Abbiamo analizzato la questione sicurezza dal lato CPU Intel. Ma lato CPU AMD si può stare tranquilli? Ecco tutte le informazioni in merito.

Se lato Intel, abbiamo appreso che tutti i binomi hardware e software sono interessati dal problema di sicurezza Meltdown e Spectre, dall’altra parte con le CPU AMD com’è la situazione? C’è da preoccuparsi?

Ce lo dice direttamente la società che, dopo l’esordio della problematica alcuni giorni fa e la conferma di tutte le principali società che si occupano di informatica, ha effettuato i suoi test interni che ora vi facciamo conoscere.

Innanzi tutto l’azienda ha messo a disposizione una pagina per seguire ed essere aggiornati su tutto quello che il suo team interno sta attuando per risolvere la questione giorno dopo giorno.

Il CEO di AMD afferma che le CPU della società che dirige sono influenzate dalle falle relative solo a Spectre, ma del tutto inattaccabili e immuni sotto il punto di vista Meltdown.

Andando ancora più a fondo, una della macro falle di Spectre è già stata corretta con una patch che i vari OS che utilizzano la loro architettura hardware hanno già inviato ai PC, notebook e tutti gli altri dispositivi interessati: Windows e Linux, tra gli altri, hanno usato i loro rispettivi canali di update per distribuirle.

Ma se la prima macro falla è stata fixata, il CEO afferma che la seconda – sempre contenuta in Spectre – è più difficile da tappezzare ma, al tempo stesso, è più difficile utilizzarla nella misura in cui cambiano leggermente i set di istruzioni rispetto alla concorrente Intel.

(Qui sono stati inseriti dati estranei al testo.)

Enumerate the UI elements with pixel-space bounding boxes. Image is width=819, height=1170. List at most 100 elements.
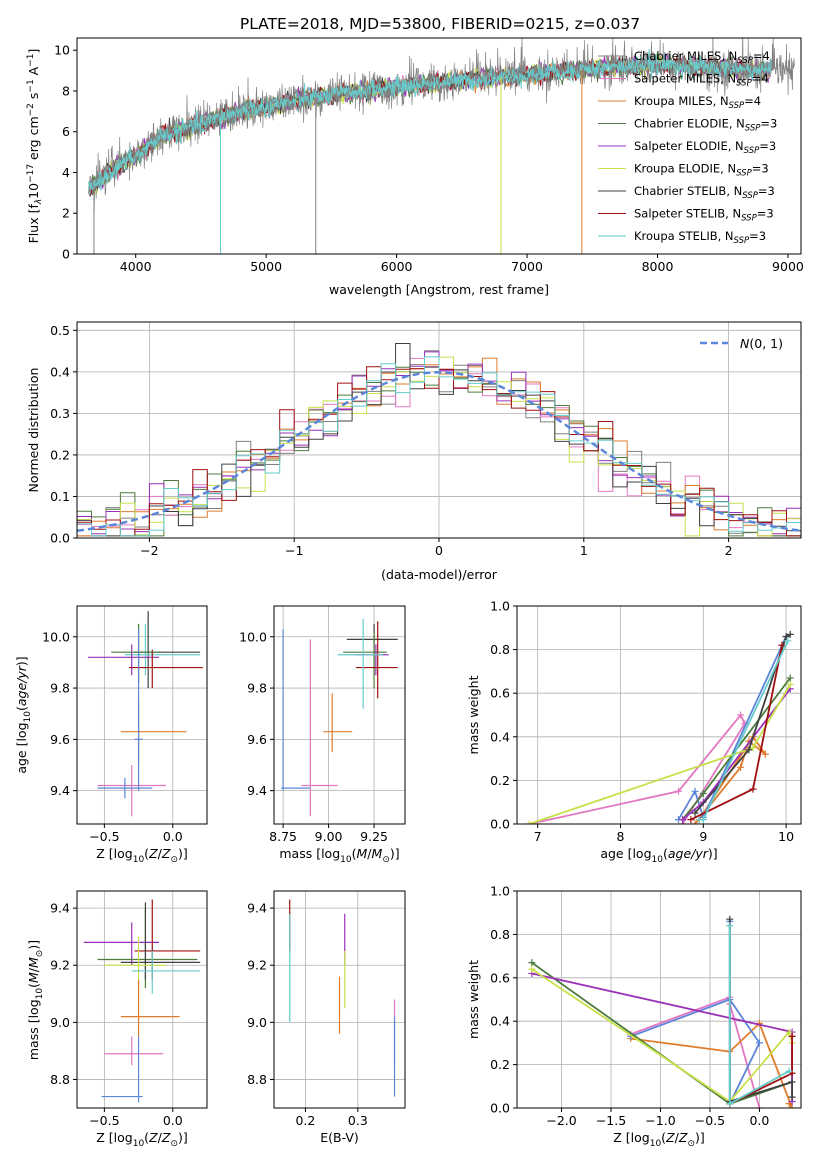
axes-frame: −2 −1 0 1 2 0.0 0.1 0.2 0.3 0.4 0.5 N(0, 1) (data-mo… <box>26 321 802 582</box>
label-part: SSP <box>736 79 752 89</box>
normal-curve <box>77 371 801 532</box>
weight-series <box>525 680 794 824</box>
data-point <box>134 611 201 689</box>
grid-lines <box>77 606 207 824</box>
y-tick-label: 9.0 <box>247 1015 267 1030</box>
weight-marker <box>691 820 699 824</box>
label-part: / <box>675 1130 680 1145</box>
data-point <box>355 644 389 676</box>
weight-series <box>528 965 796 1105</box>
label-part: SSP <box>741 214 757 224</box>
label-part: Chabrier ELODIE, N <box>634 117 745 131</box>
x-tick-label: 1 <box>580 543 588 558</box>
label-part: )] <box>695 1130 705 1145</box>
data-point <box>104 1036 164 1066</box>
weight-line <box>529 684 791 824</box>
x-tick-label: 8 <box>617 829 625 844</box>
weight-marker <box>786 680 794 688</box>
y-tick-label: 0.2 <box>50 447 70 462</box>
axes-border <box>273 890 406 1109</box>
label-part: erg cm <box>26 116 41 164</box>
data-point <box>134 899 201 980</box>
label-part: =3 <box>749 229 766 243</box>
label-part: 10 <box>26 183 41 199</box>
x-tick-label: 8000 <box>642 259 674 274</box>
weight-marker <box>782 633 790 641</box>
weight-marker <box>528 965 536 973</box>
label-part: SSP <box>729 101 745 111</box>
label-part: )] <box>708 846 718 861</box>
label-part: Salpeter ELODIE, N <box>634 139 744 153</box>
weight-marker <box>788 1032 796 1040</box>
label-part: SSP <box>745 124 761 134</box>
label-part: SSP <box>742 191 758 201</box>
grid-lines <box>274 606 405 824</box>
histogram-step <box>77 366 801 537</box>
axes-frame: −0.5 0.09.49.69.810.0Z [log10(Z/Z⊙)]age [… <box>14 605 208 865</box>
label-part: mass [log <box>26 999 41 1060</box>
legend-label: Chabrier STELIB, NSSP=3 <box>634 184 775 201</box>
plot-area <box>87 611 203 817</box>
weight-line <box>531 972 793 1102</box>
weight-series <box>627 1019 796 1108</box>
y-tick-label: 0.4 <box>50 364 70 379</box>
y-tick-label: 9.6 <box>50 732 70 747</box>
x-axis-label: wavelength [Angstrom, rest frame] <box>329 282 549 297</box>
label-part: ( <box>144 846 149 861</box>
x-tick-label: −1.0 <box>645 1113 675 1128</box>
x-tick-label: −2 <box>140 543 158 558</box>
y-tick-label: 0.3 <box>50 406 70 421</box>
data-point <box>87 644 160 676</box>
label-part: =4 <box>753 49 770 63</box>
label-part: ( <box>661 1130 666 1145</box>
label-part: Z <box>678 1130 688 1145</box>
x-tick-label: −1 <box>285 543 303 558</box>
x-tick-label: 0.3 <box>348 1113 368 1128</box>
label-part: Salpeter MILES, N <box>634 72 736 86</box>
weight-marker <box>726 922 734 930</box>
label-part: =3 <box>759 139 776 153</box>
weight-marker <box>788 1078 796 1086</box>
label-part: age/yr <box>668 846 709 861</box>
data-point <box>355 621 398 699</box>
label-part: (0, 1) <box>749 336 783 351</box>
label-part: / <box>26 967 41 972</box>
y-axis-label: Normed distribution <box>26 368 41 493</box>
panel-spectrum: 4000 5000 6000 7000 8000 9000 0 2 4 6 8 10 wavelengt… <box>26 37 804 297</box>
label-part: ] <box>26 49 41 54</box>
data-point <box>131 950 201 994</box>
label-part: ⊙ <box>170 855 178 865</box>
x-axis-label: Z [log10(Z/Z⊙)] <box>613 1130 705 1149</box>
label-part: s <box>26 93 41 104</box>
weight-marker <box>786 630 794 638</box>
weight-marker <box>699 816 707 824</box>
y-tick-label: 0.6 <box>490 686 510 701</box>
label-part: Z <box>148 1130 158 1145</box>
data-point <box>120 902 201 980</box>
x-tick-label: −0.5 <box>695 1113 725 1128</box>
label-part: =3 <box>752 162 769 176</box>
weight-marker <box>691 809 699 817</box>
weight-line <box>531 968 793 1103</box>
y-tick-label: 8 <box>62 83 70 98</box>
figure-title: PLATE=2018, MJD=53800, FIBERID=0215, z=0… <box>240 15 640 33</box>
y-tick-label: 1.0 <box>490 599 510 614</box>
data-point <box>337 618 384 709</box>
x-axis-label: Z [log10(Z/Z⊙)] <box>96 1130 188 1149</box>
data-point <box>134 629 143 791</box>
weight-line <box>677 636 787 821</box>
y-axis-label-text: age [log10(age/yr)] <box>14 656 33 773</box>
weight-marker <box>755 1039 763 1047</box>
label-part: Z <box>665 1130 675 1145</box>
weight-marker <box>786 674 794 682</box>
data-point <box>101 1036 143 1103</box>
label-part: 10 <box>340 855 352 865</box>
x-tick-label: 8.75 <box>269 829 297 844</box>
x-axis-label: (data-model)/error <box>381 567 498 582</box>
axes-frame: −0.5 0.08.89.09.29.4Z [log10(Z/Z⊙)]mass [… <box>26 890 208 1149</box>
y-tick-label: 9.2 <box>50 958 70 973</box>
panel-residuals: −2 −1 0 1 2 0.0 0.1 0.2 0.3 0.4 0.5 N(0, 1) (data-mo… <box>26 321 802 582</box>
y-tick-label: 0.4 <box>490 1014 510 1029</box>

Tradotto, si cerca di rendere la vita difficile a chi utilizza tale exploit per prelevare dati sensibili altrui e non solo.

La cosa che traspare dalle parole del CEO però, è che si sta mitigando la possibilità di evitare possibili usi pirata di tali falle: non si è parlato di completa chiusura della falla.

Comunque si sta lavorando per continuare a creare del software più complesso per rendere difficoltosi gli eventuali attacchi e lo si sta distribuendo ai partner che utilizzano prodotti AMD, CPU Ryzen, EPYC, etc.

“Riteniamo che i processori AMD non siano suscettibili al problema grazie all’uso di protezioni a livello di privilegi all’interno dell’architettura di paging. Perciò non è richiesta alcuna mitigazione. Ci sono state fatte domande anche sulle architetture grafiche. Le GPU AMD Radeon non usano l’esecuzione speculativa e non sono suscettibili a queste minacce”.

Queste le parole del direttore esecutivo della società, che promette di rifarsi vivo per emettere personalmente un altro bollettino nei prossimi giorni.